By Michael Cox, CSW, Youth Services Family Counselor
“I’m at my wits end! I’ve tried EVERYTHING and my kid still does whatever they want.”
“I took away their phone and they locked it with a password. I took away their door and they punched a hole in mine. Everything I try comes back to haunt me.”
Sound familiar? Perhaps you’ve found yourself in a similar position and have tried everything you, your neighbors, your clergy, your family, your doctor and your pets have thought of dissuade your teen from negative behaviors. You’re exhausted physically and emotionally, and have sacrificed time, money, sweat and tears…for what feels like nothing. You think of your child as a baby and would gladly choose temper tantrums about cookies in the grocery store over the mess they’re in now.
Have you tried empathy?
Dr. Brené Brown, a social work researcher, says: “Rarely can a response make something better, what makes something better is connection.” When we feel like we’re at battle with our teen, they feel it too, and it’s hard to feel connected to an enemy. Let’s face it; taking away an Xbox or an iPod may serve a purpose, but it probably doesn’t foster connection. Without that connection as a foundation, our efforts as parents fall flat. Dr. Brown gives some suggestions on stepping away from battle, and using empathy to step in to connection.
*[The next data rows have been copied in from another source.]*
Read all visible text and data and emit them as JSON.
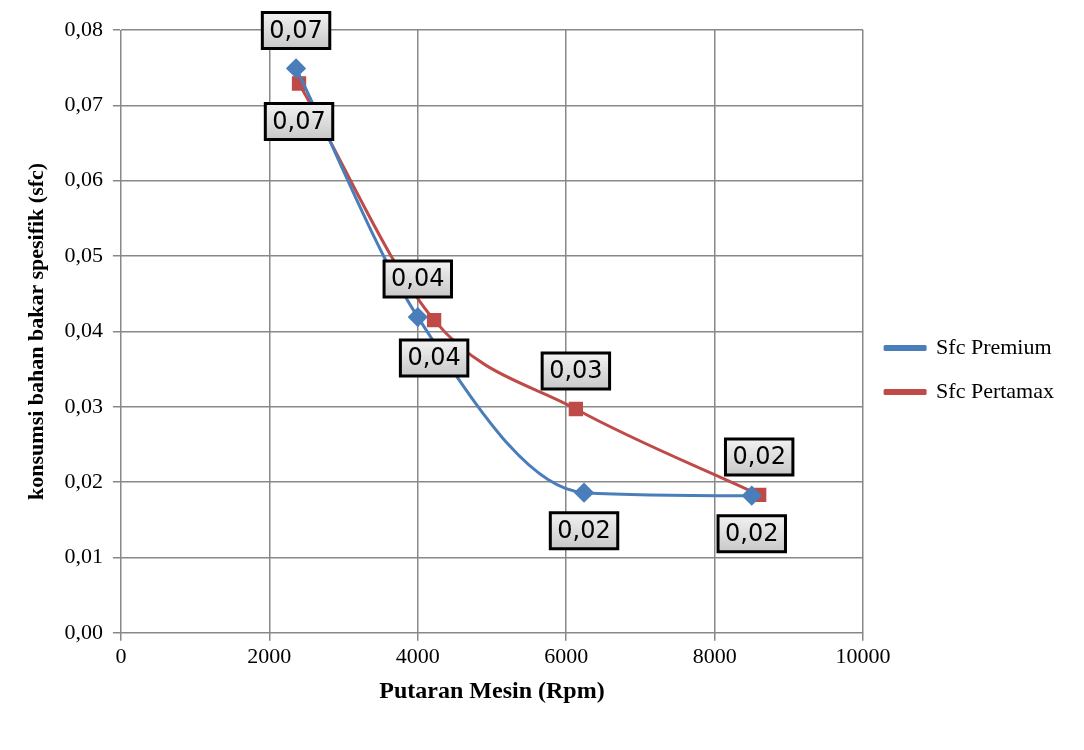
{
  "chart_data": {
    "type": "line",
    "xlabel": "Putaran Mesin (Rpm)",
    "ylabel": "konsumsi bahan bakar spesifik (sfc)",
    "xlim": [
      0,
      10000
    ],
    "xticks": [
      0,
      2000,
      4000,
      6000,
      8000,
      10000
    ],
    "ylim": [
      0,
      0.08
    ],
    "yticks": [
      {
        "value": 0,
        "label": "0,00"
      },
      {
        "value": 0.01,
        "label": "0,01"
      },
      {
        "value": 0.02,
        "label": "0,02"
      },
      {
        "value": 0.03,
        "label": "0,03"
      },
      {
        "value": 0.04,
        "label": "0,04"
      },
      {
        "value": 0.05,
        "label": "0,05"
      },
      {
        "value": 0.06,
        "label": "0,06"
      },
      {
        "value": 0.07,
        "label": "0,07"
      },
      {
        "value": 0.08,
        "label": "0,08"
      }
    ],
    "grid": true,
    "legend": "right",
    "line_style": "solid",
    "series": [
      {
        "name": "Sfc Premium",
        "color": "#4a7ebb",
        "marker": "diamond",
        "x": [
          2360,
          4000,
          6240,
          8500
        ],
        "values": [
          0.0749,
          0.0419,
          0.0186,
          0.0182
        ],
        "value_labels": [
          "0,07",
          "0,04",
          "0,02",
          "0,02"
        ]
      },
      {
        "name": "Sfc Pertamax",
        "color": "#be4b48",
        "marker": "square",
        "x": [
          2400,
          4220,
          6130,
          8600
        ],
        "values": [
          0.0729,
          0.0415,
          0.0297,
          0.0183
        ],
        "value_labels": [
          "0,07",
          "0,04",
          "0,03",
          "0,02"
        ]
      }
    ]
  }
}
- Listen for the emotion. We practice empathy by listening to our child; both what they’re saying, and how they’re feeling. For example, your child might say: “This girl called me fat today in gym. I wanted to smack her so badly!” Pop quiz! What was she feeling? (Feel free to look again.) This teen was probably feeling embarrassed, shame, angry, and powerless. Many teens struggle to articulate their feelings, so you’ll need to listen intently.
- Tell them what you heard. Say something like: “Wow, I’m so sorry that happened. You felt really angry when she said that.” If you’ve identified an emotion he/she was feeling, you’ll look insightful and they’ll know you’re listening. If you’re wrong, they’ll correct you with what they were feeling.
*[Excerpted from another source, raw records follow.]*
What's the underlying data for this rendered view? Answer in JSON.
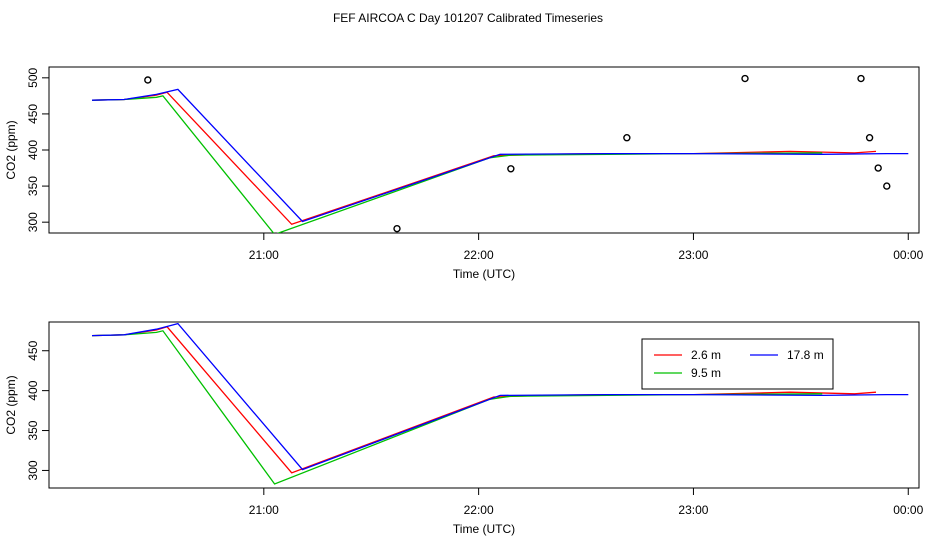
{
  "title": "FEF AIRCOA C  Day 101207  Calibrated Timeseries",
  "colors": {
    "s1": "#ff0000",
    "s2": "#00c000",
    "s3": "#0000ff",
    "frame": "#000000",
    "points": "#000000"
  },
  "chart_data": [
    {
      "type": "line",
      "xlabel": "Time (UTC)",
      "ylabel": "CO2 (ppm)",
      "x_unit": "hours UTC (24 = 00:00 next day)",
      "xlim": [
        20.0,
        24.05
      ],
      "ylim": [
        285,
        515
      ],
      "xticks": [
        21,
        22,
        23,
        24
      ],
      "xtick_labels": [
        "21:00",
        "22:00",
        "23:00",
        "00:00"
      ],
      "yticks": [
        300,
        350,
        400,
        450,
        500
      ],
      "ytick_labels": [
        "300",
        "350",
        "400",
        "450",
        "500"
      ],
      "legend": null,
      "series": [
        {
          "name": "2.6 m",
          "color": "#ff0000",
          "x": [
            20.2,
            20.35,
            20.5,
            20.55,
            21.13,
            22.07,
            22.3,
            22.6,
            23.0,
            23.45,
            23.75,
            23.85
          ],
          "y": [
            469,
            470,
            476,
            480,
            297,
            392,
            394,
            395,
            395,
            398,
            396,
            398
          ]
        },
        {
          "name": "9.5 m",
          "color": "#00c000",
          "x": [
            20.2,
            20.35,
            20.5,
            20.53,
            21.05,
            22.05,
            22.15,
            22.6,
            23.0,
            23.6
          ],
          "y": [
            469,
            470,
            473,
            475,
            283,
            389,
            393,
            394,
            395,
            396
          ]
        },
        {
          "name": "17.8 m",
          "color": "#0000ff",
          "x": [
            20.2,
            20.35,
            20.5,
            20.6,
            21.18,
            22.1,
            22.6,
            23.0,
            23.6,
            23.9,
            24.0
          ],
          "y": [
            469,
            470,
            477,
            484,
            301,
            394,
            395,
            395,
            394,
            395,
            395
          ]
        }
      ],
      "points": {
        "x": [
          20.46,
          21.62,
          22.15,
          22.69,
          23.24,
          23.78,
          23.82,
          23.86,
          23.9
        ],
        "y": [
          497,
          291,
          374,
          417,
          499,
          499,
          417,
          375,
          350
        ]
      }
    },
    {
      "type": "line",
      "xlabel": "Time (UTC)",
      "ylabel": "CO2 (ppm)",
      "xlim": [
        20.0,
        24.05
      ],
      "ylim": [
        278,
        486
      ],
      "xticks": [
        21,
        22,
        23,
        24
      ],
      "xtick_labels": [
        "21:00",
        "22:00",
        "23:00",
        "00:00"
      ],
      "yticks": [
        300,
        350,
        400,
        450
      ],
      "ytick_labels": [
        "300",
        "350",
        "400",
        "450"
      ],
      "legend": "top-right",
      "series": [
        {
          "name": "2.6 m",
          "color": "#ff0000",
          "x": [
            20.2,
            20.35,
            20.5,
            20.55,
            21.13,
            22.07,
            22.3,
            22.6,
            23.0,
            23.45,
            23.75,
            23.85
          ],
          "y": [
            469,
            470,
            476,
            480,
            297,
            392,
            394,
            395,
            395,
            398,
            396,
            398
          ]
        },
        {
          "name": "9.5 m",
          "color": "#00c000",
          "x": [
            20.2,
            20.35,
            20.5,
            20.53,
            21.05,
            22.05,
            22.15,
            22.6,
            23.0,
            23.6
          ],
          "y": [
            469,
            470,
            473,
            475,
            283,
            389,
            393,
            394,
            395,
            396
          ]
        },
        {
          "name": "17.8 m",
          "color": "#0000ff",
          "x": [
            20.2,
            20.35,
            20.5,
            20.6,
            21.18,
            22.1,
            22.6,
            23.0,
            23.6,
            23.9,
            24.0
          ],
          "y": [
            469,
            470,
            477,
            484,
            301,
            394,
            395,
            395,
            394,
            395,
            395
          ]
        }
      ],
      "points": null
    }
  ]
}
- Think back. Now, maybe no one has ever called you fat in gym class, but have you ever felt embarrassed, or shame, or angry, or powerless? You’ve probably felt all of those things trying to deal with this child!
- Share. Tell your child about a time when you felt that emotion. This may require you to dig deep, and access memories you’ve stored in the “Junior High; Never to be accessed ever again” mental folder. It may be a story about something that happened in your life last week. This is a vulnerable step and it doesn’t feel safe, especially with this kid (I mean, you were just at battle right?). If your child was vulnerable in telling you their story, you meeting them in kind is a good way to foster connection. If they open up and feel judged or pushed away from you, adios connection.
- No need to fix, just connect. Remember, you don’t have to fix the emotion they felt. Honestly there isn’t much we could do to fix it. Helping your child know they’re not alone in what they’ve felt, is one of the biggest gifts we can give them.
Brown, Brene, PhD10. “Brene Brown on Empathy.” YouTube. YouTube, 10 Dec. 2013. Web. 07 July 2015.